Call on Me One of the challenges of afterschooling is helping kids understand why they have to learn what they consider to be extra math, writing, or any other subject on top of what they’re learning in school. I’ve been truthful with my children, telling them that the way their public school teaches math and writing will not prepare them well enough for high school and beyond.


I don’t want them to think that school performance is unimportant though. As much as administrators deny that there is tracking, teachers track all the time.  It shows in the way they respond to individual students. Teachers of elementary-aged children have enormous influence in shaping students’ senses of their abilities and goals, certainly in the short term. An example is the gender gap in math. In spite of evidence that it has closed in performance on standardized math tests, only girls from select environments are participating and achieving in significant numbers in international math competitions.


In spite of all the platitudes about developing creative thinkers, students who think in ways outside of the methods prescribed by canned curricula present a time suck to teachers. Exceptional teachers are able to accommodate students who academically deviate by encouraging them to bring outside experience to their work.

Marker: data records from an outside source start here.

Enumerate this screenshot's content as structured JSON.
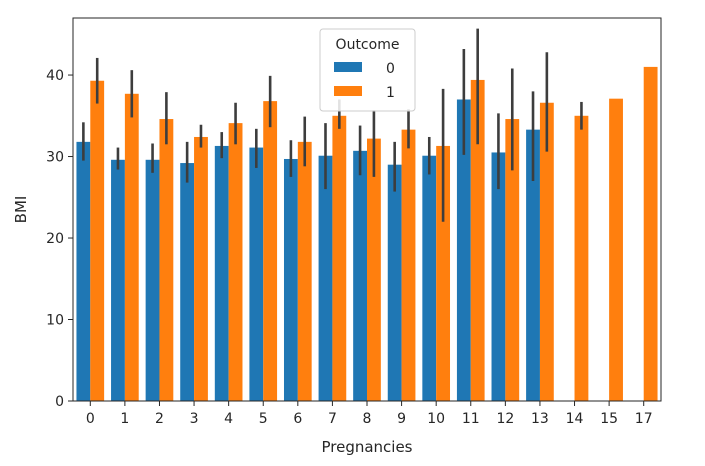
{
  "chart_data": {
    "type": "bar",
    "title": "",
    "xlabel": "Pregnancies",
    "ylabel": "BMI",
    "ylim": [
      0,
      47
    ],
    "yticks": [
      0,
      10,
      20,
      30,
      40
    ],
    "grid": false,
    "legend": {
      "title": "Outcome",
      "placement": "top-center"
    },
    "categories": [
      "0",
      "1",
      "2",
      "3",
      "4",
      "5",
      "6",
      "7",
      "8",
      "9",
      "10",
      "11",
      "12",
      "13",
      "14",
      "15",
      "17"
    ],
    "series": [
      {
        "name": "0",
        "color": "#1f77b4",
        "values": [
          31.8,
          29.6,
          29.6,
          29.2,
          31.3,
          31.1,
          29.7,
          30.1,
          30.7,
          29.0,
          30.1,
          37.0,
          30.5,
          33.3,
          null,
          null,
          null
        ],
        "err_low": [
          29.5,
          28.4,
          28.0,
          26.8,
          29.8,
          28.6,
          27.5,
          26.0,
          27.7,
          25.7,
          27.8,
          30.2,
          26.0,
          27.0,
          null,
          null,
          null
        ],
        "err_high": [
          34.2,
          31.1,
          31.6,
          31.8,
          33.0,
          33.4,
          32.0,
          34.1,
          33.8,
          31.8,
          32.4,
          43.2,
          35.3,
          38.0,
          null,
          null,
          null
        ]
      },
      {
        "name": "1",
        "color": "#ff7f0e",
        "values": [
          39.3,
          37.7,
          34.6,
          32.4,
          34.1,
          36.8,
          31.8,
          35.0,
          32.2,
          33.3,
          31.3,
          39.4,
          34.6,
          36.6,
          35.0,
          37.1,
          41.0
        ],
        "err_low": [
          36.5,
          34.8,
          31.5,
          31.1,
          31.5,
          33.6,
          28.8,
          33.4,
          27.5,
          31.0,
          22.0,
          31.5,
          28.3,
          30.6,
          33.3,
          null,
          null
        ],
        "err_high": [
          42.1,
          40.6,
          37.9,
          33.9,
          36.6,
          39.9,
          34.9,
          37.0,
          35.7,
          35.8,
          38.3,
          45.7,
          40.8,
          42.8,
          36.7,
          null,
          null
        ]
      }
    ]
  }
}
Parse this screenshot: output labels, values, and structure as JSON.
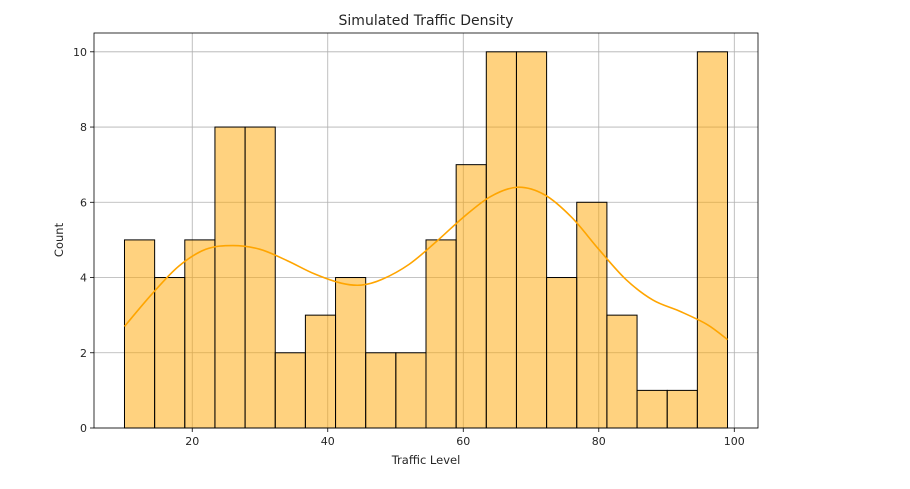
{
  "chart_data": {
    "type": "bar",
    "title": "Simulated Traffic Density",
    "xlabel": "Traffic Level",
    "ylabel": "Count",
    "xlim": [
      5.5,
      103.5
    ],
    "ylim": [
      0,
      10.5
    ],
    "xticks": [
      20,
      40,
      60,
      80,
      100
    ],
    "yticks": [
      0,
      2,
      4,
      6,
      8,
      10
    ],
    "grid": true,
    "bar_color": "#ffa500",
    "bar_fill_opacity": 0.5,
    "bar_edge_color": "#000000",
    "kde_color": "#ffa500",
    "bins": [
      {
        "x0": 10.0,
        "x1": 14.45,
        "count": 5
      },
      {
        "x0": 14.45,
        "x1": 18.9,
        "count": 4
      },
      {
        "x0": 18.9,
        "x1": 23.35,
        "count": 5
      },
      {
        "x0": 23.35,
        "x1": 27.8,
        "count": 8
      },
      {
        "x0": 27.8,
        "x1": 32.25,
        "count": 8
      },
      {
        "x0": 32.25,
        "x1": 36.7,
        "count": 2
      },
      {
        "x0": 36.7,
        "x1": 41.15,
        "count": 3
      },
      {
        "x0": 41.15,
        "x1": 45.6,
        "count": 4
      },
      {
        "x0": 45.6,
        "x1": 50.05,
        "count": 2
      },
      {
        "x0": 50.05,
        "x1": 54.5,
        "count": 2
      },
      {
        "x0": 54.5,
        "x1": 58.95,
        "count": 5
      },
      {
        "x0": 58.95,
        "x1": 63.4,
        "count": 7
      },
      {
        "x0": 63.4,
        "x1": 67.85,
        "count": 10
      },
      {
        "x0": 67.85,
        "x1": 72.3,
        "count": 10
      },
      {
        "x0": 72.3,
        "x1": 76.75,
        "count": 4
      },
      {
        "x0": 76.75,
        "x1": 81.2,
        "count": 6
      },
      {
        "x0": 81.2,
        "x1": 85.65,
        "count": 3
      },
      {
        "x0": 85.65,
        "x1": 90.1,
        "count": 1
      },
      {
        "x0": 90.1,
        "x1": 94.55,
        "count": 1
      },
      {
        "x0": 94.55,
        "x1": 99.0,
        "count": 10
      }
    ],
    "kde_curve": [
      [
        10,
        2.7
      ],
      [
        14,
        3.55
      ],
      [
        18,
        4.3
      ],
      [
        22,
        4.75
      ],
      [
        26,
        4.85
      ],
      [
        30,
        4.75
      ],
      [
        34,
        4.45
      ],
      [
        38,
        4.1
      ],
      [
        42,
        3.85
      ],
      [
        45,
        3.8
      ],
      [
        48,
        3.95
      ],
      [
        52,
        4.35
      ],
      [
        56,
        4.95
      ],
      [
        60,
        5.6
      ],
      [
        64,
        6.15
      ],
      [
        68,
        6.4
      ],
      [
        72,
        6.2
      ],
      [
        76,
        5.6
      ],
      [
        80,
        4.75
      ],
      [
        84,
        3.95
      ],
      [
        88,
        3.4
      ],
      [
        92,
        3.1
      ],
      [
        96,
        2.75
      ],
      [
        99,
        2.35
      ]
    ]
  }
}
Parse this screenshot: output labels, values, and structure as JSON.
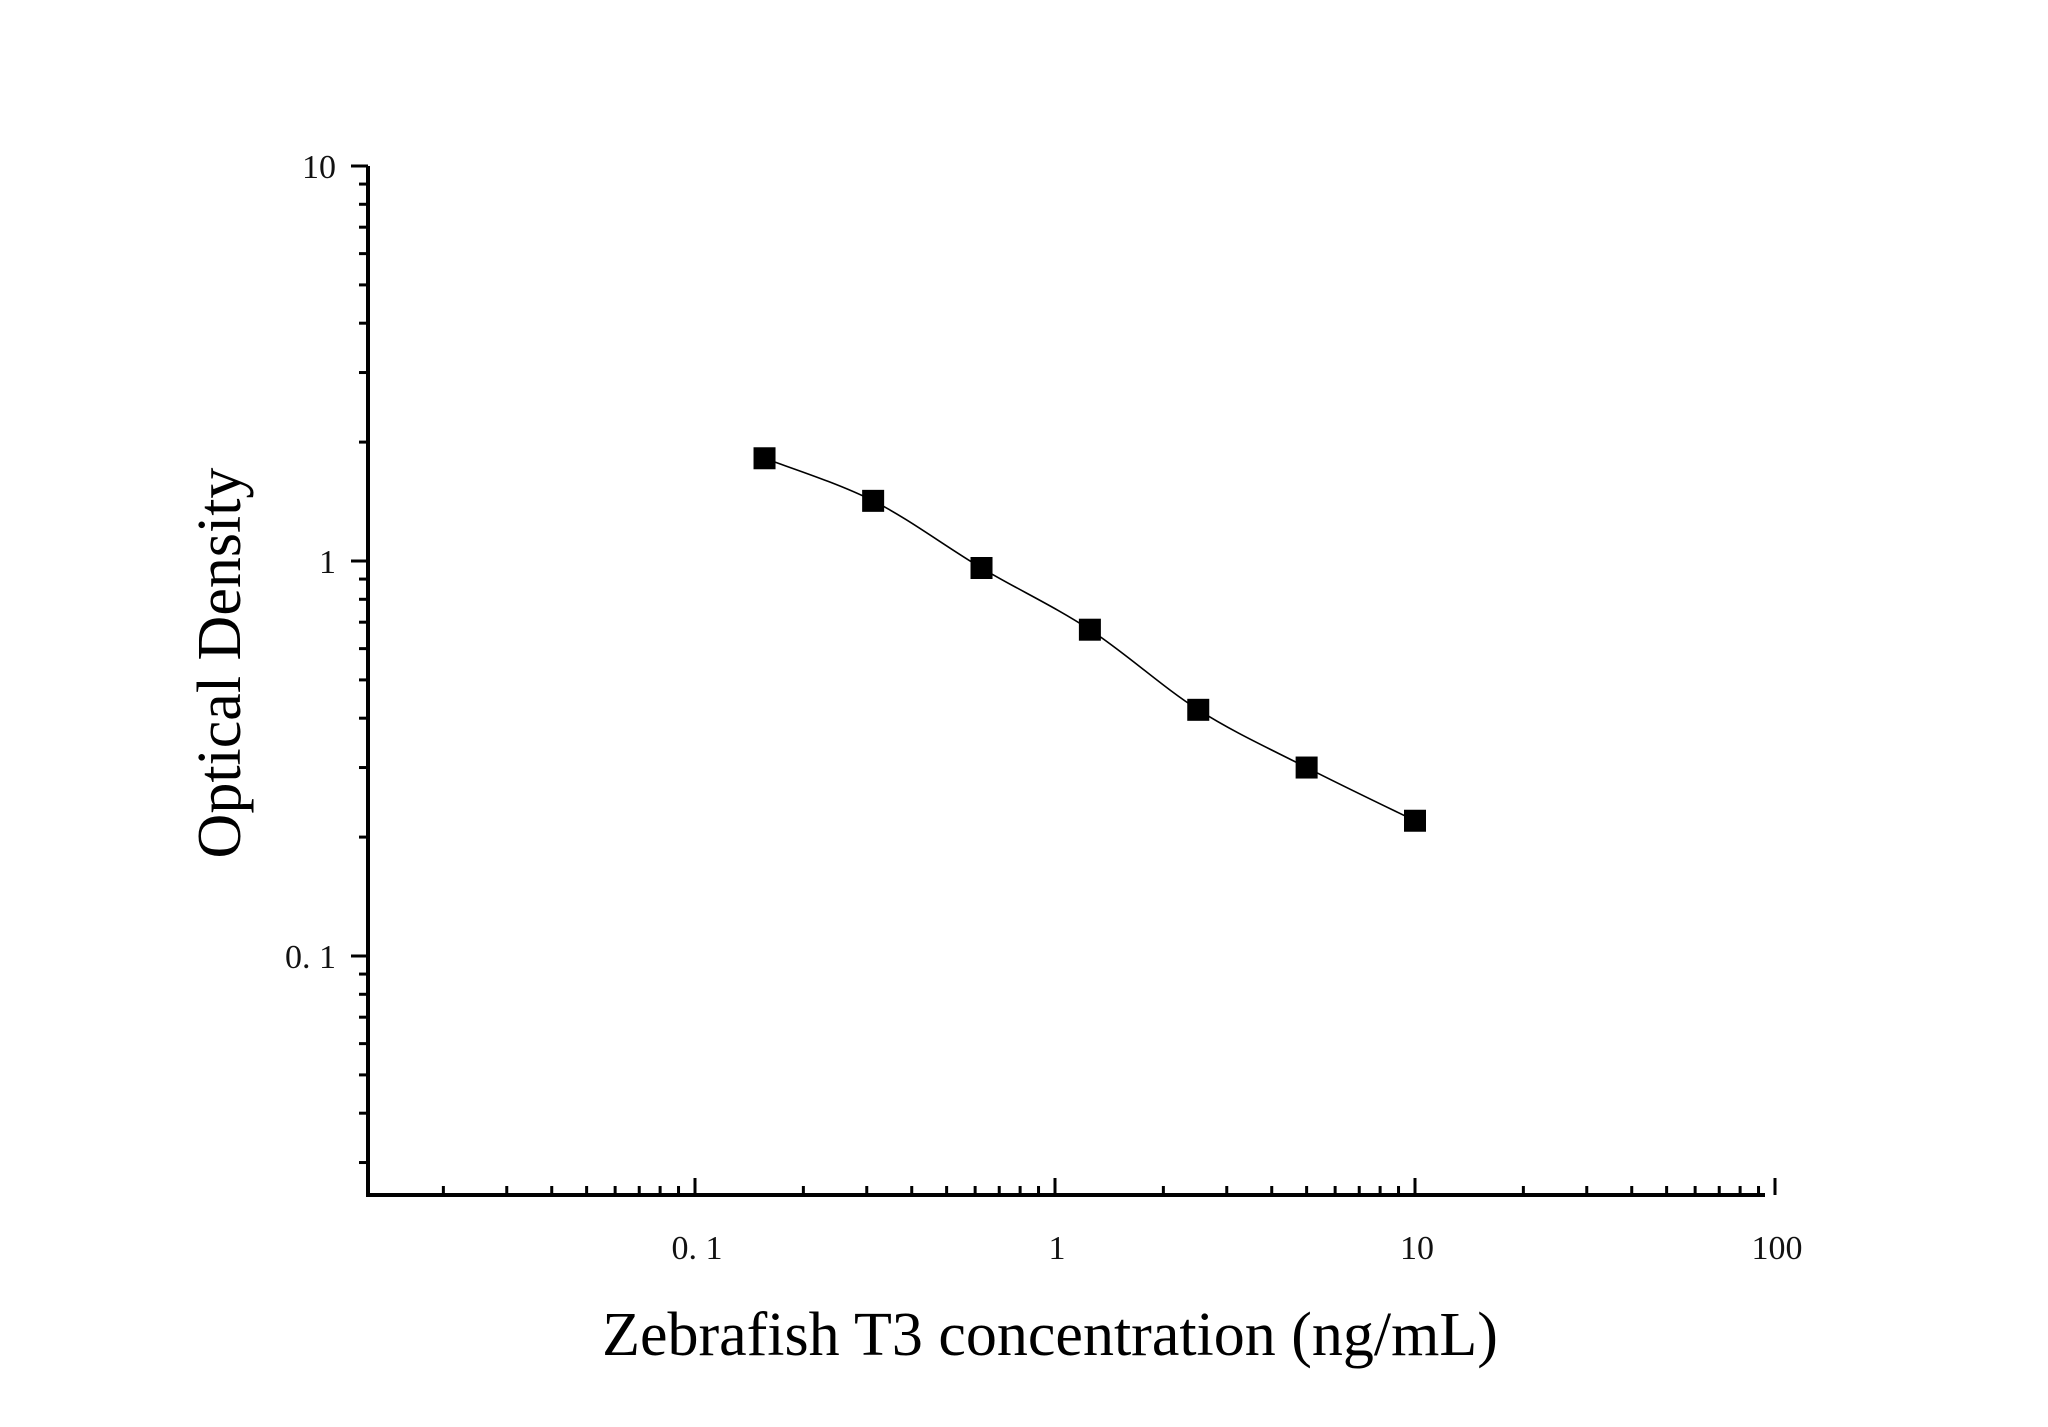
{
  "chart_data": {
    "type": "scatter",
    "title": "",
    "xlabel": "Zebrafish T3 concentration (ng/mL)",
    "ylabel": "Optical Density",
    "xscale": "log",
    "yscale": "log",
    "xlim": [
      0.01,
      100
    ],
    "ylim": [
      0.025,
      10
    ],
    "x_tick_values": [
      0.1,
      1,
      10,
      100
    ],
    "x_tick_labels": [
      "0. 1",
      "1",
      "10",
      "100"
    ],
    "y_tick_values": [
      0.1,
      1,
      10
    ],
    "y_tick_labels": [
      "0. 1",
      "1",
      "10"
    ],
    "grid": false,
    "legend": "none",
    "marker": "square",
    "colors": {
      "marker": "#000000",
      "line": "#000000",
      "axis": "#000000"
    },
    "series": [
      {
        "x": [
          0.156,
          0.3125,
          0.625,
          1.25,
          2.5,
          5,
          10
        ],
        "y": [
          1.82,
          1.42,
          0.96,
          0.67,
          0.42,
          0.3,
          0.22
        ],
        "fit": "smooth curve"
      }
    ]
  }
}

For some teachers, the demands of differentiated instruction are too great. For them, there’s mostly sticking to the script.


Part of making the choice to continue to send children to public school includes recognizing that as parents we have limited control over what kind of teachers they will have. It’s up to us to help them learn how to make the work they do outside of school enrich what they do in school. I compare the children’s challenge to the challenge of an artist not to think of himself as a wage slave. Etsy artist Summer Pierre’s book The Artist in the Office is about ways “to keep your mind fresh and to change your experience at work.” Her ideas about work life apply, perhaps even more deeply, to school life.